Van dit verbod zijn een aantal categorieën VFR-vluchten (vluchten volgens zichtvliegvoorschriften)
vrijgesteld. Dit zijn bijvoorbeeld speciale vluchten zoals politie-, kustwacht, HEMS-vluchten1 en trainingsvluchten voor opleidingen. In 2016 zijn vrijstellingen voor opleidingsvluchten
verruimd opdat aan de opleidingsverplichtingen onder de FCL-verordening voldaan kon
worden.
Voor de vliegveiligheid is het echter ook van belang dat de vlieger zijn vliegvaardigheden
in het donker bijhoudt nadat de opleiding is afgerond. Met het oog op het bijhouden
van vaardigheden wijken Nederlandse vliegers daarom uit naar het Verenigd Koninkrijk,
Duitsland of Frankrijk omdat daar wel in het donker gevlogen mag worden. Om deze reden
heeft de luchtvaartsector, te weten de AOPA (Aircraft Owners and Pilots Association),
NVL (Nederlandse Vereniging van Luchthavens), NACA (Netherlands Association of Commercial
Aviation) en KNVvL (Koninklijke Nederlandse Vereniging voor Luchtvaart) de Minister
van Infrastructuur en Waterstaat verzocht het verbod op zichtvliegen buiten de daglichtperiode
op te heffen. Hier is gehoor aan gegeven doordat in de onderhavige regeling het verbod
voor een aantal categorieën luchtvaartuigen is opgeheven.

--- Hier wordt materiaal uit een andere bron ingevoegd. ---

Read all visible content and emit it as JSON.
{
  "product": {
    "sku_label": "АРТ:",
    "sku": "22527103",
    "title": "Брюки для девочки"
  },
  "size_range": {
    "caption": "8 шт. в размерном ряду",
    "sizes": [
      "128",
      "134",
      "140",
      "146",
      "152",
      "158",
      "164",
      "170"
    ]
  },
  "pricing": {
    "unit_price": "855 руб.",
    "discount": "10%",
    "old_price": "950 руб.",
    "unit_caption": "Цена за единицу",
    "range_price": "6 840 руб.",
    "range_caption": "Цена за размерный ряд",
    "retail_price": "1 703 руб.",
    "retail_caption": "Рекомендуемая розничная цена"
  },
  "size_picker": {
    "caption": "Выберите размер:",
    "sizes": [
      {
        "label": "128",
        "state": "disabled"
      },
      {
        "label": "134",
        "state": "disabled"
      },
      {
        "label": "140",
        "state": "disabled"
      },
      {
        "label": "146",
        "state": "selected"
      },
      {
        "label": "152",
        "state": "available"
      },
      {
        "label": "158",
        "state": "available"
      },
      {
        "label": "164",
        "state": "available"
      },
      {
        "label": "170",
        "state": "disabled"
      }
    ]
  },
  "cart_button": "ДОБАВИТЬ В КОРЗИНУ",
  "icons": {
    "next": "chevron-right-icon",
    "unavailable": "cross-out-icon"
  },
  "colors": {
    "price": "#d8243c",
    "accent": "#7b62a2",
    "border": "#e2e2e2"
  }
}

Bijkomend voordeel is dat er gedurende het hele jaar dagelijks langer gevlogen kan
worden. Vooral vluchten in de winter zullen hier profijt van hebben omdat de daglichtperiode
dan korter is. Daarbij geldt natuurlijk wel dat het vliegen buiten de daglichtperiode
moet passen binnen de openingstijden van luchthavens en dat voldaan moet worden aan
de gebruiksruimte en milieukaders die de luchthavenbesluiten en luchthavenregelingen
stellen, zoals de grenswaarden voor de geluidbelasting. Het is aan de luchthaven om
het verkeer zo te verdelen dat dit binnen de vergunde geluidsruimte blijft.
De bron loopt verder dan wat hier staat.